An Institute of Gastronomy and Good Food could be in operation in Daylesford by 2021 if funding is secured in the next year, the project’s leader says.
Lake House Dayleford culinary director Alla Wolf-Tasker AM will publicly release the outcomes of the feasibility study for the innovative education hub on Monday.
The not-for-profit community education facility, which is being developed in partnership with the William Angliss Institute, will bring together agriculture, culinary, hospitality and tourism experts and educators under the one roof.
“There is nothing that links all of the separate sectors of the food industry in terms of curricula as far as we know,” Wolf-Tasker said.
“This is a re-imagining of the food industry for Victoria and Australia… Education will be about a total immersion in the craft of food.”
The feasibility study into the Institute of Gastronomy and Good Food reveals the facility will address the hospitality skills shortage and reduced skill level and limited knowledge transfer being felt across the hospitality industry.
This is a re-imagining of the food industry for Victoria and Australia.Alla Wolf-Tasker AM
The William Angliss Institute will provide ‘world-class’ culinary training at the facility. For agri-businesses, food producers and people already working in the hospitality industry, the facility will be a hub for innovation, collaboration and knowledge sharing.
Wolf-Tasker said the vision for the institute will rei-imagine the food industry and encourage it to be considered as a continuum, rather than isolated professions.
“When we first started working with the consultants on the feasibility study we thought it was a really simple equation of providing more interesting curricula to have more people involved in the hospitality industry,” she said.
“The more we delved into the feasibility study we worked out one of the big issues is that no one really thinks of the food industry as a continuum that starts as a seed that goes through grower, producer, manufacturer, wholesaler, retailer, marketer, culinary professional and ends up on a plate or a shelf.
“We tend to isolate a lot of those sectors of the food industry. What we say to young people today is ‘do you want to be a cook, do you want to be a farmer, do you want to be a manufacturer of food?’.

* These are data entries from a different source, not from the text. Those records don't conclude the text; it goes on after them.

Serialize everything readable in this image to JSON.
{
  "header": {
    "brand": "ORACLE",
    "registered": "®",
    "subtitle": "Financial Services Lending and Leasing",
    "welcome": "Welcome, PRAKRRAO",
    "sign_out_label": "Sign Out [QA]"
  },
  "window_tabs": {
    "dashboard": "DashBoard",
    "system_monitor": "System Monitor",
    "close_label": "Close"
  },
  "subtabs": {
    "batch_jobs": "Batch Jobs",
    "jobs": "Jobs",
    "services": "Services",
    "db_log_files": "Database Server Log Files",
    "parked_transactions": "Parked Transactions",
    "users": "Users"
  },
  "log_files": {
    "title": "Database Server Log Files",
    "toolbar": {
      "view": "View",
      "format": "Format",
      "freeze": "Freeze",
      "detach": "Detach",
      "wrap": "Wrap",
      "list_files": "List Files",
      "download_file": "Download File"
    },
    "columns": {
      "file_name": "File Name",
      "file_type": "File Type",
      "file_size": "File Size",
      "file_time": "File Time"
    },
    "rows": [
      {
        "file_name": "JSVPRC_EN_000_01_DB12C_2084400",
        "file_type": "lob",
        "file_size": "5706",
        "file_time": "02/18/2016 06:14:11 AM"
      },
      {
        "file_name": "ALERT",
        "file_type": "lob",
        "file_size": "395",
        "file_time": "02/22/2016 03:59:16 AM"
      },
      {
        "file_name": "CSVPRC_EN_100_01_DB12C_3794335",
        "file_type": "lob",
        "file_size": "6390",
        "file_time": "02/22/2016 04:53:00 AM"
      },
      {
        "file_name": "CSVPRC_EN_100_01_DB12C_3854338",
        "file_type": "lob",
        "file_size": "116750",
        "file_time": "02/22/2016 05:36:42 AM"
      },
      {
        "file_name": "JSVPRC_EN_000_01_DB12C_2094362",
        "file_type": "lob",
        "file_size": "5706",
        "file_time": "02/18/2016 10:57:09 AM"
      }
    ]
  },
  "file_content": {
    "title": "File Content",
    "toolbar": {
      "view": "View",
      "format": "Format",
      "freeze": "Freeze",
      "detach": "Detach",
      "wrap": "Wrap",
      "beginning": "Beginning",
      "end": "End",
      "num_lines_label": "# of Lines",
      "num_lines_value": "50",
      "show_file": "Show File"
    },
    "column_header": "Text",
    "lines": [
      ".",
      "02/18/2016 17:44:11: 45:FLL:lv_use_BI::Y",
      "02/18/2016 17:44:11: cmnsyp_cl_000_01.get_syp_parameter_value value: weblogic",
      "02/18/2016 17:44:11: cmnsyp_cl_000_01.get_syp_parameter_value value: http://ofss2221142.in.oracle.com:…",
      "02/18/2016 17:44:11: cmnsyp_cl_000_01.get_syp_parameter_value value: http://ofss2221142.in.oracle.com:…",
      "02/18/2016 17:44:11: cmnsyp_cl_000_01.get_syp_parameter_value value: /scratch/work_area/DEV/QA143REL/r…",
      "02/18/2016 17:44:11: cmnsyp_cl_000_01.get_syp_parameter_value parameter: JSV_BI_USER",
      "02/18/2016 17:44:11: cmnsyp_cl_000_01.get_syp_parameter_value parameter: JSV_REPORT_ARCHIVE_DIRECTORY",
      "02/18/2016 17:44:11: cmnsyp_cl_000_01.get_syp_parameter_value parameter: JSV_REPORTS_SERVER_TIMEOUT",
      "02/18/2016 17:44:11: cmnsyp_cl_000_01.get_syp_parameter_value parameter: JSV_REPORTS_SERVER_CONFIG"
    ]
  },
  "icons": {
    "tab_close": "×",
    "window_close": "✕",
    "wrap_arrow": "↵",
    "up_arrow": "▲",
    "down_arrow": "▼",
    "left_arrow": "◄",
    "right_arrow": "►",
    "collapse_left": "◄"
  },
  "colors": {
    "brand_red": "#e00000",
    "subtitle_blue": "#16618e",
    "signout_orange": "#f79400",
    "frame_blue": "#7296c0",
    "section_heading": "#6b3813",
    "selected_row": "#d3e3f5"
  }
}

“We should instead be saying ‘if you are a culinary professional you may be able to engage in farming, or food manufacturing or a whole range of other things’. We should not be isolating those possibilities. There is no reason a chef can’t also be a farmer, or a farmer can’t also be a chef.
“There is a breadth of knowledge that is totally missing, not just skills shortages in the hospitality industry. Bakers, sourdough making, fermentation, cheese makers, butchers, beekeepers, all traditional crafts around food.”
The release of the feasibility study comes at a time when interest in produce provenance and sustainable regenerative agriculture is rapidly growing.
But plans to proceed with the creation of the Institute of Gastronomy and Good Food are halted until the project receives government funding.
The feasibility study indicates at least $25 million will be needed to provide the required facilities.
“If we could get funding within the next year it could be up and running by 2021 easily,” Wolf-Tasker said.
“Governments in general tend to lag behind the forward push and the forward push is absolutely about provenance. People want to know where there food comes from and have a connection with their food.”
The feasibility study reveals the project will create over 200 direct jobs during construction, provide a further 476 employment opportunities and generate $22 million per year in economic benefits from education, agriculture and tourism.